If Season 1 of The Terror was too scary for you, the Hollywood Reporter reports that Infamy "is less visceral in the fear it generates and its buildup through the six episodes sent to critics is less dramatic, going for a tone that's more folkloric than horror." Woo told TV Line at San Diego Comic Con, "Hopefully those feelings you get from watching your favorite scary movie — the sweaty palms, heart beating fast, whatever it is — help you feel what the people who were living through the internment really felt and hopefully build an empathy for them."

On February 19, 1942, Franklin D. Roosevelt signed Executive Order 9066, which ordered the relocation of Japanese Americans, which, at the time, included a 5-year old Takei. Takei told the New York Post about the experience, “For my parents, it was a degrading experience. For me as a 5-year-old, I thought it was fun to sleep where the horses sleep. So there’s a parallel story — a child experiencing new things and my parents having everything they’d worked for unjustly taken.” Takei has turned his own experience during World War II into art several times, through the graphic novel They Called Us Enemy and the Broadway musical Allegiance.

According to Variety, Takei took the show's writers to the Japanese American National Museum to see artifacts and photographs from internment camps. He also shared his own family's stories, including how they had to adjust to a life in poverty following the years they spent in the camps.

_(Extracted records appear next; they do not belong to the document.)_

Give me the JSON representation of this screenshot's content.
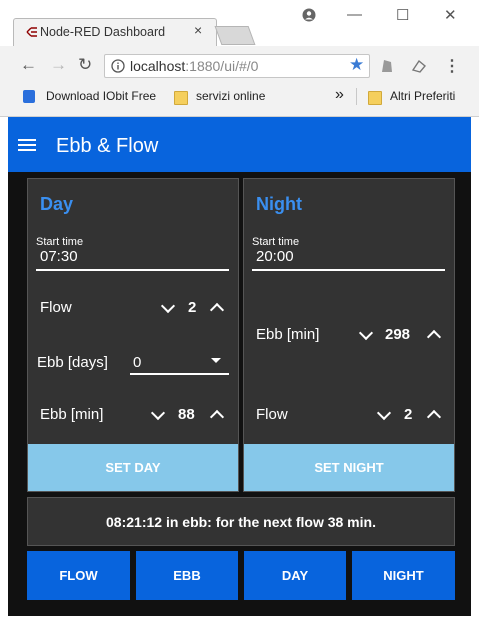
{
  "browser": {
    "tab_title": "Node-RED Dashboard",
    "tab_close": "×",
    "window_controls": {
      "minimize": "—",
      "maximize": "☐",
      "close": "✕"
    },
    "url_host": "localhost",
    "url_path": ":1880/ui/#/0",
    "bookmarks": [
      {
        "label": "Download IObit Free"
      },
      {
        "label": "servizi online"
      },
      {
        "label": "Altri Preferiti"
      }
    ],
    "bookmark_overflow": "»"
  },
  "app": {
    "title": "Ebb & Flow",
    "day": {
      "title": "Day",
      "start_time_label": "Start time",
      "start_time": "07:30",
      "flow_label": "Flow",
      "flow_value": "2",
      "ebb_days_label": "Ebb [days]",
      "ebb_days_value": "0",
      "ebb_min_label": "Ebb [min]",
      "ebb_min_value": "88",
      "button": "SET DAY"
    },
    "night": {
      "title": "Night",
      "start_time_label": "Start time",
      "start_time": "20:00",
      "ebb_min_label": "Ebb [min]",
      "ebb_min_value": "298",
      "flow_label": "Flow",
      "flow_value": "2",
      "button": "SET NIGHT"
    },
    "status": "08:21:12 in ebb: for the next flow 38 min.",
    "buttons": [
      "FLOW",
      "EBB",
      "DAY",
      "NIGHT"
    ],
    "colors": {
      "header": "#0864dd",
      "accent_title": "#3a8ff0",
      "light_button": "#86c8ea",
      "card_bg": "#333333",
      "page_bg": "#111111"
    }
  }
}
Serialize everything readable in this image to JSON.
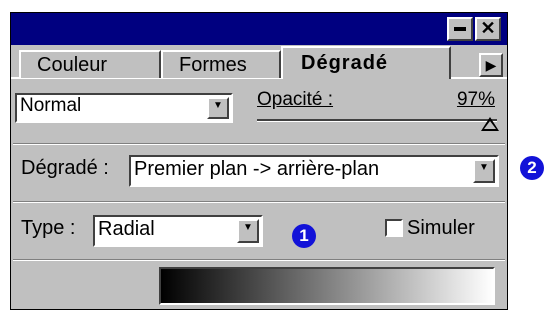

The experience of shooting the series in a re-created 1940's-era internment camp proved powerful for Takei, who told Closer Weekly, "When I saw the replica of the internment camp, I immediately recognized it ... the mess hall, the cacophony, the noise. It really took me back." As hard as that sounds, coming to work every day was worth it. Takei also told Closer that telling this story was the "completion" of his "life's mission." With its basis in history, and with Takei at the helm, fans are sure to enjoy the latest season of The Terror.